Et alors? et personne ne sort du rang? aucune voix ne s'élève contre le discours terrorisant de Fox news et autres bras armés des « neo-cons » (pour neo-conservatives, c'est comme ça qu'on appelle les libéraux extrêmistes tendance Bush aux USA). Si, bien-sûr, il existe des « whistle-blowers », des « donneurs d'alertes », mais ils ont fort à faire dans un paysage politique sans gauche et face à la machine de guerre médiatique républicaine.
Le plus célèbre (et le plus
controversé d'entre eux) est Michael Moore.
Depuis son engagement forcené contre la réélection de Bush en 2004, il a été carbonisé par les médias US, obligeamment relayés par leurs confrères du reste du monde. La machine à broyer médiatique US lui a accolé l'étiquette de menteur et il est largement discrédité, même chez les intellectuels progressistes. On lui reproche en gros d'utiliser les mêmes tactiques que la grosse machinerie médiatique qu'il entend combattre, c'est à dire le « selective editing », le saucissonnage des images pour ne conserver que celles qui servent son propos.

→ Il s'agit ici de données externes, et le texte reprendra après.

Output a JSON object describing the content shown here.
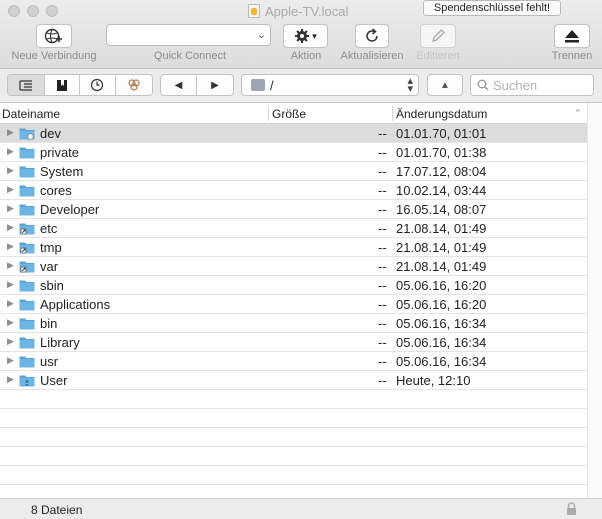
{
  "window": {
    "title": "Apple-TV.local",
    "donation_badge": "Spendenschlüssel fehlt!"
  },
  "toolbar": {
    "new_connection_label": "Neue Verbindung",
    "quick_connect_label": "Quick Connect",
    "quick_connect_value": "",
    "action_label": "Aktion",
    "refresh_label": "Aktualisieren",
    "edit_label": "Editieren",
    "disconnect_label": "Trennen"
  },
  "navbar": {
    "path": "/",
    "search_placeholder": "Suchen"
  },
  "columns": {
    "name": "Dateiname",
    "size": "Größe",
    "modified": "Änderungsdatum"
  },
  "files": [
    {
      "name": "dev",
      "size": "--",
      "modified": "01.01.70, 01:01",
      "icon": "folder-link",
      "selected": true
    },
    {
      "name": "private",
      "size": "--",
      "modified": "01.01.70, 01:38",
      "icon": "folder"
    },
    {
      "name": "System",
      "size": "--",
      "modified": "17.07.12, 08:04",
      "icon": "folder"
    },
    {
      "name": "cores",
      "size": "--",
      "modified": "10.02.14, 03:44",
      "icon": "folder"
    },
    {
      "name": "Developer",
      "size": "--",
      "modified": "16.05.14, 08:07",
      "icon": "folder"
    },
    {
      "name": "etc",
      "size": "--",
      "modified": "21.08.14, 01:49",
      "icon": "folder-alias"
    },
    {
      "name": "tmp",
      "size": "--",
      "modified": "21.08.14, 01:49",
      "icon": "folder-alias"
    },
    {
      "name": "var",
      "size": "--",
      "modified": "21.08.14, 01:49",
      "icon": "folder-alias"
    },
    {
      "name": "sbin",
      "size": "--",
      "modified": "05.06.16, 16:20",
      "icon": "folder"
    },
    {
      "name": "Applications",
      "size": "--",
      "modified": "05.06.16, 16:20",
      "icon": "folder"
    },
    {
      "name": "bin",
      "size": "--",
      "modified": "05.06.16, 16:34",
      "icon": "folder"
    },
    {
      "name": "Library",
      "size": "--",
      "modified": "05.06.16, 16:34",
      "icon": "folder"
    },
    {
      "name": "usr",
      "size": "--",
      "modified": "05.06.16, 16:34",
      "icon": "folder"
    },
    {
      "name": "User",
      "size": "--",
      "modified": "Heute, 12:10",
      "icon": "folder-user"
    }
  ],
  "status": {
    "file_count": "8 Dateien"
  },
  "colors": {
    "folder": "#6cb6e6",
    "folder_tab": "#5aa3d6",
    "selected_row": "#dcdcdc"
  }
}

S'il est vrai que Big Mike a tendance à grossir le trait (mais bon, il faut ça dans l'entertainment US), il n'a perdu aucun des nombreux procès que les armées de juristes embauchés par ses détracteurs n'ont pas manqué de lui intenter. Il produit ainsi sur son site internet une liste impressionnante de sources étayant les faits présentés dans ses films. Je citerais enfin deux anecdotes personnelles assez révélatrices.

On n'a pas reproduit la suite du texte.